Recupero una anécdota de Jean-Luc Godard que leí en un libro de Enrique Vila-Matas. Haciendo memoria –así que perdón por las inexactitudes, que las habrá- contaba que al cineasta le gustaba entrar en las salas de cine sin saber a qué hora había empezado la película, entrar al azar en cualquier secuencia, y marcharse antes de que la película hubiera terminado. Seguramente Godard no creía en los argumentos. Y posiblemente tenía razón. No estaba nada claro que cualquier fragmento de nuestra vida pudiera ser una historia cerrada, con un argumento, con principio y con final. El punto y aparte era algo intrínseco a la literatura, pero no a la novela de nuestra vida.
La gramática de la vida es confusa. Cada uno ordena los días y las historias con diferentes argumentos y teniendo en cuenta diferentes referencias. No sé Godard qué utilizaría para medir la vida, para dar un sentido a los días. Yo lo mido todo por estaciones, como si cada una de ellas fuera una coma, un punto, una separación necesaria. Sin embargo, para mí, el punto y aparte del año es el verano. Hace años, el final del curso escolar marcaba el inicio de las vacaciones de verano. Tiempo de cuadernos Santillana, del sopor del Tour de Francia y más tarde, de las fiestas, las copas y los bronceados en la playa para estar guapa. El verano siempre fue para mí una época de balance. Te daban las notas, pasabas –o no- de curso, intentabas que tus padres te compraran una bici nueva por las buenas notas y en definitiva: te hacías mayor y sabías que te estabas haciendo mayor. Desde que dejé el colegio y la universidad sigo teniendo esa sensación: que el verano es el final y el inicio de algo. Tiempo de hacer inventario, de amontonar las cosas que uno ha ido acumulando a lo largo del año en el trastero.
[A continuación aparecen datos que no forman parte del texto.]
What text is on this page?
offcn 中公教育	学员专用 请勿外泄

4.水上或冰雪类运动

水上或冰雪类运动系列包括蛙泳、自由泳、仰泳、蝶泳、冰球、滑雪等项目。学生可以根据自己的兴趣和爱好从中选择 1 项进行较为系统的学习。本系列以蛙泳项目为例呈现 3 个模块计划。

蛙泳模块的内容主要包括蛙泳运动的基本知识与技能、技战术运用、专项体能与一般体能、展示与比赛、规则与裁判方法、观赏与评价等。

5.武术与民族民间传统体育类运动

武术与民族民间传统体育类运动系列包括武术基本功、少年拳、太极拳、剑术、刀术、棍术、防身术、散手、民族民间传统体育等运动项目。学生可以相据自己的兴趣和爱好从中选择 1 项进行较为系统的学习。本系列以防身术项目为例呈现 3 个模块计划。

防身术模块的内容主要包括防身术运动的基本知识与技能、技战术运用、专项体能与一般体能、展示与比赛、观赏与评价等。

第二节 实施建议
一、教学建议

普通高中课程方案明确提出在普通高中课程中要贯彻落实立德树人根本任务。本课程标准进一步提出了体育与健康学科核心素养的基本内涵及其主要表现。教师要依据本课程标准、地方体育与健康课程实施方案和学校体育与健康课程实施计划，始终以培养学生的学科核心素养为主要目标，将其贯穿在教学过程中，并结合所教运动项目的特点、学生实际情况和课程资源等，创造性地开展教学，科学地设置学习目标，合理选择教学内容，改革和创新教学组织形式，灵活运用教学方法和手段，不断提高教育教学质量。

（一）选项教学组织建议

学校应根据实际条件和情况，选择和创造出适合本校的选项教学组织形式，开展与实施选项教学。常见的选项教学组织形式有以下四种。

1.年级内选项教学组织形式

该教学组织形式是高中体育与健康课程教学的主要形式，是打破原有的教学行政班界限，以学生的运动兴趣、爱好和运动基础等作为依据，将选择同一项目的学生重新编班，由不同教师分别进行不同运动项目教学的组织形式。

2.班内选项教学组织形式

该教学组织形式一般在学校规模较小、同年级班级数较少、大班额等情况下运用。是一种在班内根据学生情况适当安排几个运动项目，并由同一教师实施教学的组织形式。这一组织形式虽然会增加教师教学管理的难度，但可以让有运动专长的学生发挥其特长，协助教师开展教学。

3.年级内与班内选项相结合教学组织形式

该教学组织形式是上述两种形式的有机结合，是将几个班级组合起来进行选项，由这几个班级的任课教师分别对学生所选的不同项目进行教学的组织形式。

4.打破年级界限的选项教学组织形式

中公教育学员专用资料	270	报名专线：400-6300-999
Estudié fuera muchos años y para mí, el mes de julio era tiempo de volver a casa y decidir qué cosas rescataba del curso para llevarlas de vuelta a casa. Pero a menudo me daba la sensación de que no había sitio en casa para todas aquellas cosas, por lo que acababan en el trastero, que era un paso previo a la muerte natural: a la basura. Algunas cosas da mucha pena tirarlas y para eso está el trastero: para todos aquellos objetos que caducan a final de año, como si fueran un simple yogur. Pero hay otro tipo de objetos que viven en nuestros trasteros: las cosas que acabamos de comprar y para las que luego no encontramos un lugar. Las dejamos temporalmente en el trastero a la espera de que se nos ocurra algo, pero lo cierto es que todos lo sabemos: todo lo que entra en un trastero, si sale, es para ir directamente a la basura. Hay cosas para las que es difícil encontrar un lugar adecuado. También ocurre con las personas, pero para esos trasteros habría que escribir un nuevo post. Esos son los trasteros más difíciles de gestionar.
No sé qué pensaría Godard de los veranos ni de los trasteros. Estoy segura de que él, pese a que rechazara los argumentos tradicionales, tenía el suyo propio aunque nunca nos lo llegara a contar. Lo que sí sé es que de este año no pasa. Es verano y voy a ordenar el trastero.